2人は魔石に詳しい訳ではないが、町にある設備などで見る事の出来る魔石は、大体3cm~5cm位の物で、それを思えば10cm以上もある今回の物は、少々大きすぎる様に見えた。町で育ってきたソフィーも頷くところをみれば、同意見なのだろう。
3人が固まって頷きあっている間、ネージュはここを出る為に忘れ物はないかと住処を確認している。この聖獣は獣に見えて、思いのほか几帳面らしい。

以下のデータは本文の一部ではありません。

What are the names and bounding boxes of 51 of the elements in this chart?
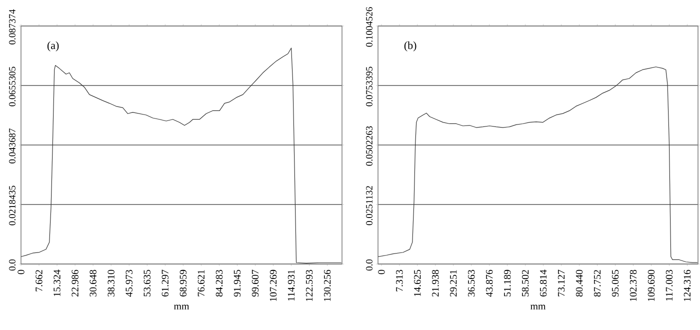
x-tick-label: 109.690 bbox=[648, 270, 655, 302]
x-tick-label: 84.283 bbox=[216, 270, 223, 297]
x-tick-label: 7.313 bbox=[396, 270, 403, 292]
x-tick-label: 7.662 bbox=[36, 270, 42, 292]
y-tick-label: 0.0 bbox=[9, 259, 16, 271]
x-tick-label: 58.502 bbox=[522, 270, 529, 296]
x-tick-label: 91.945 bbox=[234, 270, 241, 297]
line-series bbox=[378, 66, 698, 263]
x-tick-label: 124.316 bbox=[684, 270, 691, 302]
x-tick-label: 30.648 bbox=[90, 270, 96, 296]
x-tick-label: 51.189 bbox=[504, 270, 511, 296]
x-tick-label: 43.876 bbox=[486, 270, 493, 297]
x-tick-label: 15.324 bbox=[54, 270, 60, 296]
x-tick-label: 95.065 bbox=[612, 270, 619, 297]
x-tick-label: 107.269 bbox=[270, 270, 277, 302]
annotation: (a) bbox=[47, 41, 59, 52]
x-tick-label: 80.440 bbox=[576, 270, 583, 297]
y-tick-label: 0.0502263 bbox=[366, 126, 372, 166]
y-tick-label: 0.043687 bbox=[9, 128, 16, 164]
x-axis-title: mm bbox=[174, 304, 190, 310]
x-tick-label: 65.814 bbox=[540, 270, 547, 296]
y-tick-label: 0.087374 bbox=[9, 9, 16, 44]
x-tick-label: 87.752 bbox=[594, 270, 601, 297]
y-tick-label: 0.0251132 bbox=[366, 186, 372, 226]
x-tick-label: 76.621 bbox=[198, 270, 205, 296]
x-tick-label: 114.931 bbox=[288, 270, 295, 301]
x-tick-label: 36.563 bbox=[468, 270, 475, 296]
y-tick-label: 0.0753395 bbox=[366, 66, 372, 106]
y-tick-label: 0.1004526 bbox=[366, 7, 372, 47]
x-tick-label: 0 bbox=[378, 270, 385, 274]
x-tick-label: 22.986 bbox=[72, 270, 78, 296]
annotation: (b) bbox=[404, 41, 416, 52]
x-axis-title: mm bbox=[530, 304, 546, 310]
x-tick-label: 29.251 bbox=[450, 270, 457, 296]
y-tick-label: 0.0 bbox=[366, 259, 372, 271]
x-tick-label: 0 bbox=[18, 270, 24, 274]
y-tick-label: 0.0218435 bbox=[9, 186, 16, 226]
x-tick-label: 68.959 bbox=[180, 270, 187, 296]
x-tick-label: 14.625 bbox=[414, 270, 421, 296]
x-tick-label: 130.256 bbox=[324, 270, 331, 302]
x-tick-label: 73.127 bbox=[558, 270, 565, 296]
x-tick-label: 38.310 bbox=[108, 270, 114, 296]
x-tick-label: 21.938 bbox=[432, 270, 439, 296]
x-tick-label: 61.297 bbox=[162, 270, 169, 296]
x-tick-label: 117.003 bbox=[666, 270, 673, 301]
y-tick-label: 0.0655305 bbox=[9, 66, 16, 106]
x-tick-label: 102.378 bbox=[630, 270, 637, 302]
x-tick-label: 53.635 bbox=[144, 270, 150, 296]
x-tick-label: 45.973 bbox=[126, 270, 132, 297]
x-tick-label: 99.607 bbox=[252, 270, 259, 297]
x-tick-label: 122.593 bbox=[306, 270, 313, 302]
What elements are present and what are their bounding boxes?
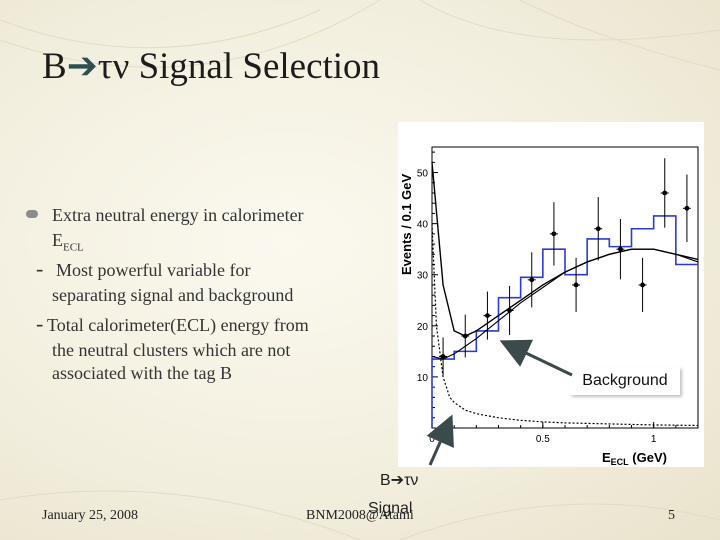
y-tick-label: 20 bbox=[417, 322, 429, 333]
sub-bullet-2-line1: Total calorimeter(ECL) energy from bbox=[47, 315, 309, 335]
signal-label-decay: B➔τν bbox=[380, 472, 419, 489]
right-arrow-icon: ➔ bbox=[390, 472, 405, 489]
fit-curve-3 bbox=[431, 223, 699, 427]
sub-bullet-2-line2: the neutral clusters which are not bbox=[52, 340, 291, 360]
sub-bullet-2-line3: associated with the tag B bbox=[52, 363, 232, 383]
right-arrow-icon: ➔ bbox=[66, 46, 98, 87]
y-tick-label: 50 bbox=[417, 169, 429, 180]
footer-date: January 25, 2008 bbox=[42, 508, 139, 523]
sub-bullet-1-line1: Most powerful variable for bbox=[56, 260, 251, 280]
data-point bbox=[507, 308, 512, 313]
y-axis-label: Events / 0.1 GeV bbox=[399, 174, 414, 275]
fit-curve-2 bbox=[431, 248, 699, 360]
dash-marker: - bbox=[36, 256, 44, 281]
x-tick-label: 0 bbox=[429, 434, 435, 445]
data-point bbox=[485, 313, 490, 318]
footer-page-number: 5 bbox=[668, 508, 675, 523]
data-point bbox=[662, 190, 668, 196]
energy-histogram-chart: 10 20 30 40 50 0 0.5 1 Events / 0.1 GeV EECL (GeV… bbox=[399, 146, 699, 467]
bullet-text-line2: EECL bbox=[52, 230, 84, 254]
x-axis-label: EECL (GeV) bbox=[602, 450, 667, 467]
y-tick-label: 30 bbox=[417, 271, 429, 282]
data-point bbox=[595, 226, 601, 232]
data-point bbox=[640, 282, 645, 288]
sub-bullet-1-line2: separating signal and background bbox=[52, 285, 294, 305]
y-tick-label: 40 bbox=[417, 220, 429, 231]
x-tick-label: 0.5 bbox=[536, 434, 550, 445]
background-label: Background bbox=[570, 367, 680, 395]
slide-title: B➔τν Signal Selection bbox=[42, 46, 381, 87]
data-point bbox=[529, 277, 535, 283]
data-point bbox=[440, 354, 446, 359]
plot-panel: 10 20 30 40 50 0 0.5 1 Events / 0.1 GeV EECL (GeV… bbox=[398, 122, 704, 467]
dash-marker: - bbox=[36, 311, 44, 336]
data-point bbox=[684, 205, 690, 211]
footer-conference: BNM2008@Atami bbox=[306, 508, 414, 523]
x-tick-label: 1 bbox=[651, 434, 657, 445]
bullet-text-line1: Extra neutral energy in calorimeter bbox=[52, 205, 304, 225]
signal-label: Signal bbox=[368, 500, 413, 517]
mc-histogram bbox=[431, 215, 698, 428]
data-point bbox=[551, 231, 557, 237]
bullet-icon bbox=[26, 210, 38, 218]
y-tick-label: 10 bbox=[417, 373, 429, 384]
data-point bbox=[618, 246, 623, 252]
data-point bbox=[573, 282, 579, 288]
data-point bbox=[462, 333, 468, 339]
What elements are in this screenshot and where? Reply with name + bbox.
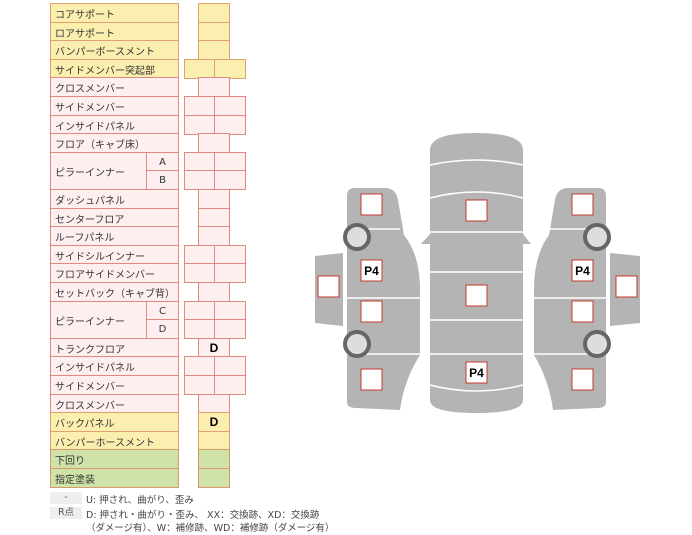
car-body (315, 133, 640, 413)
right-door-panel (610, 253, 640, 326)
value-cell[interactable] (214, 152, 246, 172)
mark-box-left-rear-door[interactable] (360, 300, 383, 323)
value-cell[interactable] (198, 468, 230, 488)
mark-box-right-door[interactable] (615, 275, 638, 298)
value-cell[interactable] (198, 133, 230, 153)
legend-text-u: U: 押され、曲がり、歪み (86, 495, 194, 506)
mark-box-center-trunk[interactable] (465, 361, 488, 384)
value-cell[interactable] (214, 170, 246, 190)
mark-box-left-door[interactable] (317, 275, 340, 298)
value-cell[interactable] (198, 189, 230, 209)
mark-label: P4 (364, 264, 379, 278)
mark-box-left-rear[interactable] (360, 368, 383, 391)
value-cell[interactable] (198, 282, 230, 302)
row-label: クロスメンバー (50, 77, 179, 97)
row-label: トランクフロア (50, 338, 179, 358)
wheel-icon (583, 223, 611, 251)
value-cell[interactable] (184, 319, 215, 339)
mark-box-left-mid[interactable] (360, 259, 383, 282)
value-cell[interactable] (214, 375, 246, 395)
value-cell[interactable] (198, 431, 230, 451)
value-cell[interactable] (214, 356, 246, 376)
wheel-icon (583, 330, 611, 358)
row-label: ピラーインナー (50, 152, 147, 190)
row-label: サイドシルインナー (50, 245, 179, 265)
row-sublabel: A (146, 152, 179, 172)
mark-box-right-mid[interactable] (571, 259, 594, 282)
value-cell[interactable] (184, 59, 215, 79)
row-label: フロア（キャブ床） (50, 133, 179, 153)
center-body (421, 133, 531, 413)
row-label: 下回り (50, 449, 179, 469)
value-cell[interactable] (198, 449, 230, 469)
row-label: インサイドパネル (50, 115, 179, 135)
row-label: センターフロア (50, 208, 179, 228)
value-cell[interactable] (198, 40, 230, 60)
value-cell[interactable] (198, 22, 230, 42)
row-sublabel: B (146, 170, 179, 190)
value-cell[interactable] (184, 245, 215, 265)
wheels (343, 223, 611, 358)
value-cell[interactable] (214, 96, 246, 116)
row-label: クロスメンバー (50, 394, 179, 414)
value-cell[interactable] (184, 115, 215, 135)
row-label: サイドメンバー突起部 (50, 59, 179, 79)
row-label: バンパーボースメント (50, 40, 179, 60)
value-cell[interactable]: D (198, 412, 230, 432)
value-cell[interactable] (184, 263, 215, 283)
value-cell[interactable] (214, 115, 246, 135)
mark-box-left-front[interactable] (360, 193, 383, 216)
value-cell[interactable] (198, 3, 230, 23)
right-side-body (534, 188, 606, 410)
mark-box-center-hood[interactable] (465, 199, 488, 222)
legend-key-r: R点 (50, 507, 82, 519)
value-cell[interactable] (198, 77, 230, 97)
row-sublabel: D (146, 319, 179, 339)
legend-key-dash: - (50, 492, 82, 504)
mark-box-right-rear[interactable] (571, 368, 594, 391)
value-cell[interactable] (184, 301, 215, 321)
row-label: サイドメンバー (50, 375, 179, 395)
wheel-icon (343, 330, 371, 358)
row-label: 指定塗装 (50, 468, 179, 488)
row-label: ロアサポート (50, 22, 179, 42)
mark-box-right-front[interactable] (571, 193, 594, 216)
left-door-panel (315, 253, 343, 326)
legend-text-d-cont: （ダメージ有）、W：補修跡、WD：補修跡（ダメージ有） (86, 523, 335, 534)
legend-text-d: D: 押され・曲がり・歪み、 XX：交換跡、XD：交換跡 (86, 510, 320, 521)
mark-box-center-roof[interactable] (465, 284, 488, 307)
value-cell[interactable] (198, 394, 230, 414)
row-label: フロアサイドメンバー (50, 263, 179, 283)
value-cell[interactable] (214, 319, 246, 339)
value-cell[interactable] (184, 375, 215, 395)
row-sublabel: C (146, 301, 179, 321)
value-cell[interactable] (184, 356, 215, 376)
mark-label: P4 (469, 366, 484, 380)
left-side-body (347, 188, 420, 410)
row-label: コアサポート (50, 3, 179, 23)
row-label: ダッシュパネル (50, 189, 179, 209)
value-cell[interactable] (198, 208, 230, 228)
row-label: ルーフパネル (50, 226, 179, 246)
value-cell[interactable]: D (198, 338, 230, 358)
value-cell[interactable] (198, 226, 230, 246)
row-label: バンパーホースメント (50, 431, 179, 451)
row-label: バックパネル (50, 412, 179, 432)
value-cell[interactable] (214, 59, 246, 79)
value-cell[interactable] (184, 170, 215, 190)
value-cell[interactable] (214, 245, 246, 265)
wheel-icon (343, 223, 371, 251)
value-cell[interactable] (184, 96, 215, 116)
row-label: インサイドパネル (50, 356, 179, 376)
mark-label: P4 (575, 264, 590, 278)
value-cell[interactable] (184, 152, 215, 172)
value-cell[interactable] (214, 301, 246, 321)
mark-box-right-rear-door[interactable] (571, 300, 594, 323)
row-label: サイドメンバー (50, 96, 179, 116)
value-cell[interactable] (214, 263, 246, 283)
row-label: セットバック（キャブ背） (50, 282, 179, 302)
row-label: ピラーインナー (50, 301, 147, 339)
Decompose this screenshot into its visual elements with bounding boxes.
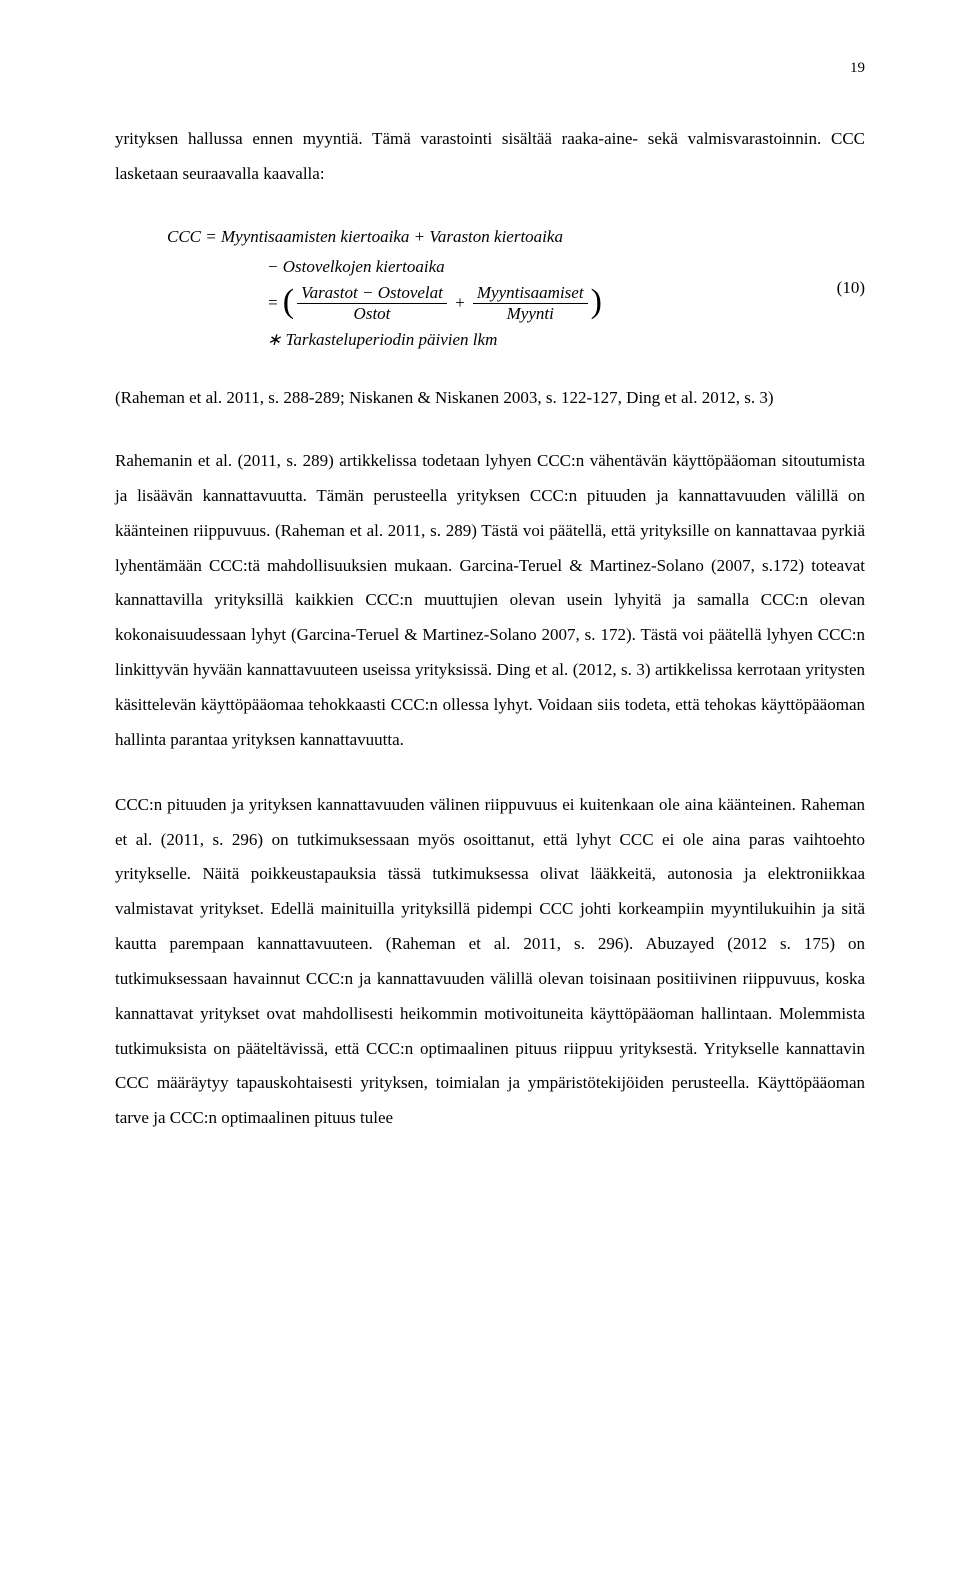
fraction-2-den: Myynti — [473, 304, 588, 324]
reference-line: (Raheman et al. 2011, s. 288-289; Niskan… — [115, 381, 865, 416]
formula-line-1: CCC = Myyntisaamisten kiertoaika + Varas… — [167, 222, 865, 253]
formula-line-4: ∗ Tarkasteluperiodin päivien lkm — [167, 325, 865, 356]
close-paren: ) — [591, 288, 602, 315]
fraction-2: MyyntisaamisetMyynti — [473, 283, 588, 325]
formula-line-3: = (Varastot − OstovelatOstot + Myyntisaa… — [167, 283, 865, 325]
intro-paragraph: yrityksen hallussa ennen myyntiä. Tämä v… — [115, 122, 865, 192]
page-number: 19 — [115, 60, 865, 77]
fraction-1-den: Ostot — [297, 304, 447, 324]
formula-plus: + — [450, 293, 470, 312]
page: 19 yrityksen hallussa ennen myyntiä. Täm… — [0, 0, 960, 1236]
body-paragraph-1: Rahemanin et al. (2011, s. 289) artikkel… — [115, 444, 865, 758]
fraction-1-num: Varastot − Ostovelat — [297, 283, 447, 304]
fraction-1: Varastot − OstovelatOstot — [297, 283, 447, 325]
fraction-2-num: Myyntisaamiset — [473, 283, 588, 304]
body-paragraph-2: CCC:n pituuden ja yrityksen kannattavuud… — [115, 788, 865, 1136]
open-paren: ( — [283, 288, 294, 315]
ccc-formula: CCC = Myyntisaamisten kiertoaika + Varas… — [115, 222, 865, 356]
formula-eq: = — [267, 293, 283, 312]
formula-line-2: − Ostovelkojen kiertoaika — [167, 252, 865, 283]
formula-number: (10) — [837, 278, 865, 298]
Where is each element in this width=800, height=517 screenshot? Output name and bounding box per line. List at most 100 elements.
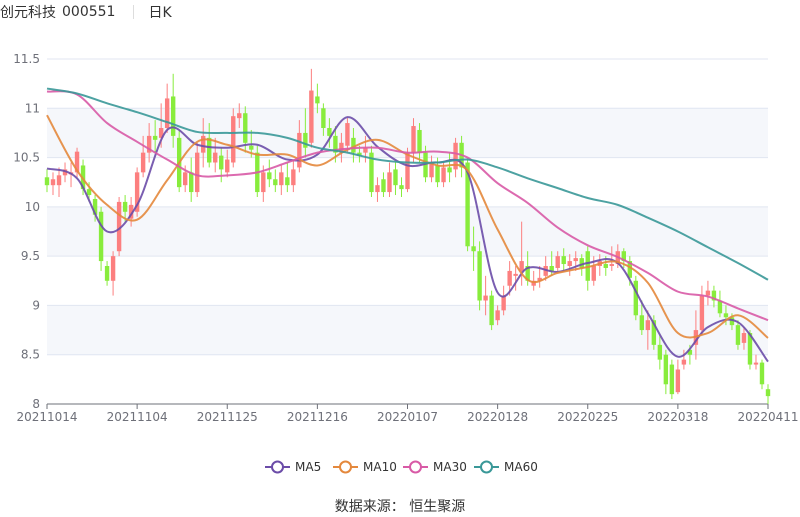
candle-body — [56, 175, 62, 186]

そうこうしている内にここの確認も気が済んだ様で、皆は洞窟から出てきて崖の上に立った。
「なぁ、腹減ってないか?」
「そう言われれば、お昼はとうに過ぎていましたね」
「私もお腹ペコペコなの」
3人が顔を見合わせて苦笑する。
「では、ここは見晴らしも良いので食事にしましょう」
「おう」
「ええ」
崖の上の座りやすいところで、3人は敷物を広げて腰を下ろした。
「村長が色々と持たせてくれて、助かったな。でないと、ここで干し肉を食う事になってた」
「そうですね。村へ着くまでに食べ物を仕入れられませんでしたから、すぐに食べられる物は、もう干し肉位しかありませんからね」
「干し肉ってスープのお出汁にするのには良いんだけど、そのまま食べるのにはちょっと味気ないわよね」
3人は巾着から出てくる食料に、目を輝かせた。スープも水筒に入れてもらって熱々の状態を保っている。
『パンじゃな。人間の食料なぞ、久しぶりに見たのぅ』
「ネージュは、私達の食べ物も色々知っているの?」
『勿論じゃとも。以前の聖女がいた頃は、共に町中に出て色々と見てきたものよ。その時はここが住まいではなく、もっと南におったがのぅ』
「へぇ、前にも聖女と一緒だったのか。俺が知らないだけで、聖女って沢山いるもんなんだな」
フェルは出し終えた食料から茶色のパンを千切り、口に放り込んでネージュを見た。
『何を言っておる。聖女とは、この世に一人しかおらぬ者ぞ?その聖女とは、200年前の者の事よ』
「フゴッ」
ネージュの続けた言葉にパンを喉に詰まらせたフェルが、慌てて熱いスープを口に入れ、それにも熱さで狼狽えている。
『急イデ食ウカラダ』
シュバルツの突込みも今のフェルには聴こえておらず、それはそれで良かったと言えるのだろう。
ルースはシュバルツにパンを千切って差し出すと、それを嬉しそうに口に入れるシュバルツだった。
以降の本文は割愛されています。